The organisation will take steps to ensure that personal data is kept secure at all times against unauthorised or unlawful loss or disclosure. The following measures will be taken:

  • Downstream Solutions CIC Limited will password protect any documents and/or systems that hold personal information.  Those passwords will only be made available to legitimate people who have signed to confirm their understanding and agreement to this policy (as above).  Downstream Solutions CIC Ltd is a ‘digital by default’ organisation.  Any paper records that are made will be uploaded to a digital system and the paper copy destroyed.
  • Any unauthorised disclosure of personal data to a third party by an employee may result in disciplinary proceedings as described above.
  • Any unauthorised disclosure of personal data to a third party by a volunteer or trustee may result in disciplinary proceedings as described above.

Subject Access Requests

Anyone whose personal information we process has the right to know:

  • What information we hold and process on them
  • How to gain access to this information
  • How to keep it up to date
  • What we are doing to comply with the Act. 
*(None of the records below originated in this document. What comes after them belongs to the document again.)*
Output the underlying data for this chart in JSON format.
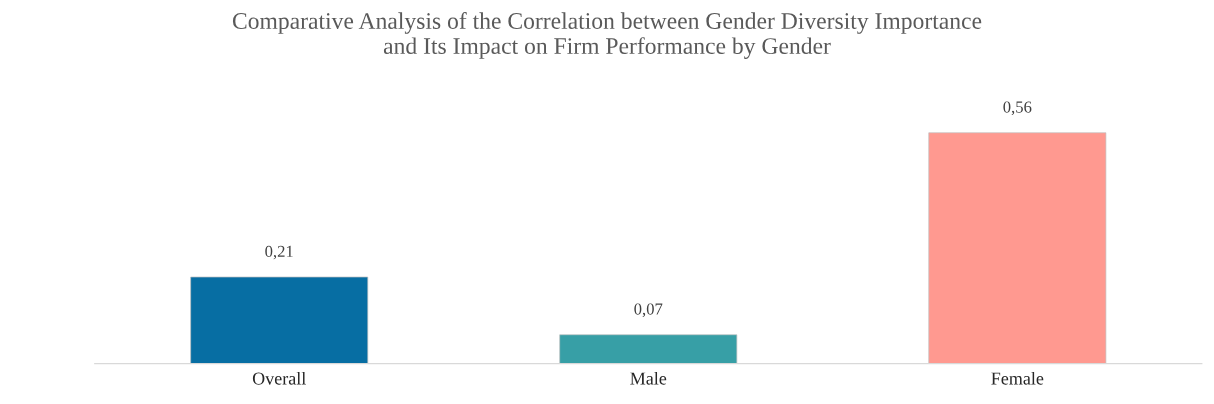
{
  "chart_data": {
    "type": "bar",
    "title": "Comparative Analysis of the Correlation between Gender Diversity Importance\nand Its Impact on Firm Performance by Gender",
    "categories": [
      "Overall",
      "Male",
      "Female"
    ],
    "values": [
      0.21,
      0.07,
      0.56
    ],
    "colors": [
      "#076ea3",
      "#379fa6",
      "#ff9990"
    ],
    "value_labels": [
      "0,21",
      "0,07",
      "0,56"
    ],
    "grid": false,
    "legend": false
  }
}
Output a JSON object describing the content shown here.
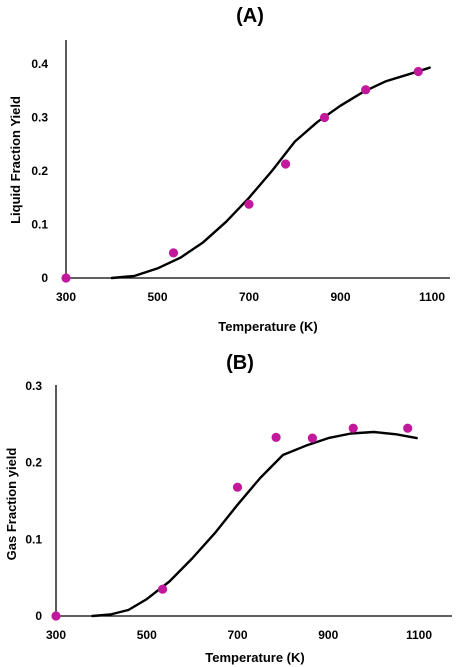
{
  "chart_data": [
    {
      "type": "scatter",
      "panel": "(A)",
      "xlabel": "Temperature (K)",
      "ylabel": "Liquid Fraction Yield",
      "xlim": [
        300,
        1100
      ],
      "ylim": [
        0,
        0.4
      ],
      "x_ticks": [
        "300",
        "500",
        "700",
        "900",
        "1100"
      ],
      "y_ticks": [
        "0",
        "0.1",
        "0.2",
        "0.3",
        "0.4"
      ],
      "series": [
        {
          "kind": "markers",
          "color": "#c2189b",
          "points": [
            [
              300,
              0.0
            ],
            [
              535,
              0.047
            ],
            [
              700,
              0.138
            ],
            [
              780,
              0.213
            ],
            [
              865,
              0.3
            ],
            [
              955,
              0.352
            ],
            [
              1070,
              0.386
            ]
          ]
        },
        {
          "kind": "line",
          "color": "#000000",
          "points": [
            [
              400,
              0.0
            ],
            [
              450,
              0.004
            ],
            [
              500,
              0.018
            ],
            [
              550,
              0.038
            ],
            [
              600,
              0.067
            ],
            [
              650,
              0.105
            ],
            [
              700,
              0.15
            ],
            [
              750,
              0.2
            ],
            [
              800,
              0.255
            ],
            [
              850,
              0.292
            ],
            [
              900,
              0.322
            ],
            [
              950,
              0.348
            ],
            [
              1000,
              0.368
            ],
            [
              1050,
              0.381
            ],
            [
              1095,
              0.393
            ]
          ]
        }
      ]
    },
    {
      "type": "scatter",
      "panel": "(B)",
      "xlabel": "Temperature (K)",
      "ylabel": "Gas Fraction yield",
      "xlim": [
        300,
        1100
      ],
      "ylim": [
        0,
        0.3
      ],
      "x_ticks": [
        "300",
        "500",
        "700",
        "900",
        "1100"
      ],
      "y_ticks": [
        "0",
        "0.1",
        "0.2",
        "0.3"
      ],
      "series": [
        {
          "kind": "markers",
          "color": "#c2189b",
          "points": [
            [
              300,
              0.0
            ],
            [
              535,
              0.035
            ],
            [
              700,
              0.168
            ],
            [
              785,
              0.233
            ],
            [
              865,
              0.232
            ],
            [
              955,
              0.245
            ],
            [
              1075,
              0.245
            ]
          ]
        },
        {
          "kind": "line",
          "color": "#000000",
          "points": [
            [
              380,
              0.0
            ],
            [
              420,
              0.002
            ],
            [
              460,
              0.008
            ],
            [
              500,
              0.022
            ],
            [
              550,
              0.045
            ],
            [
              600,
              0.075
            ],
            [
              650,
              0.108
            ],
            [
              700,
              0.145
            ],
            [
              750,
              0.18
            ],
            [
              800,
              0.21
            ],
            [
              850,
              0.222
            ],
            [
              900,
              0.232
            ],
            [
              950,
              0.238
            ],
            [
              1000,
              0.24
            ],
            [
              1050,
              0.237
            ],
            [
              1095,
              0.232
            ]
          ]
        }
      ]
    }
  ]
}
They also have the right to prevent processing of their personal data in some circumstances and the right to correct, rectify, block or erase information regarded as wrong.

Individuals have a right under the Act to access certain personal data being kept about them on computer and certain files.  Any person wishing to exercise this right should apply in writing to Downstream Solutions CIC Limited, 2 Green End, Hebden Bridge HX7 8SQ.

We may make a charge of £10 on each occasion access is requested.

The following information will be required before access is granted:

  • Full name and contact details of the person making the request
  • Their relationship with the organisation (former/ current member of staff, trustee or other volunteer, service user

To ensure that we protect personal information we will also require proof of identity before access is granted. The following forms of ID will be required:photographic identification such as a driving licence, passport or identity card issued by the country of residency.

We will aim to comply with requests for access to personal information as soon as possible, but will ensure it is provided within the 40 days required by the Act from receiving the written request and £10.00 fee. 


This policy will be reviewed annually to ensure it remains up to date and compliant with the law.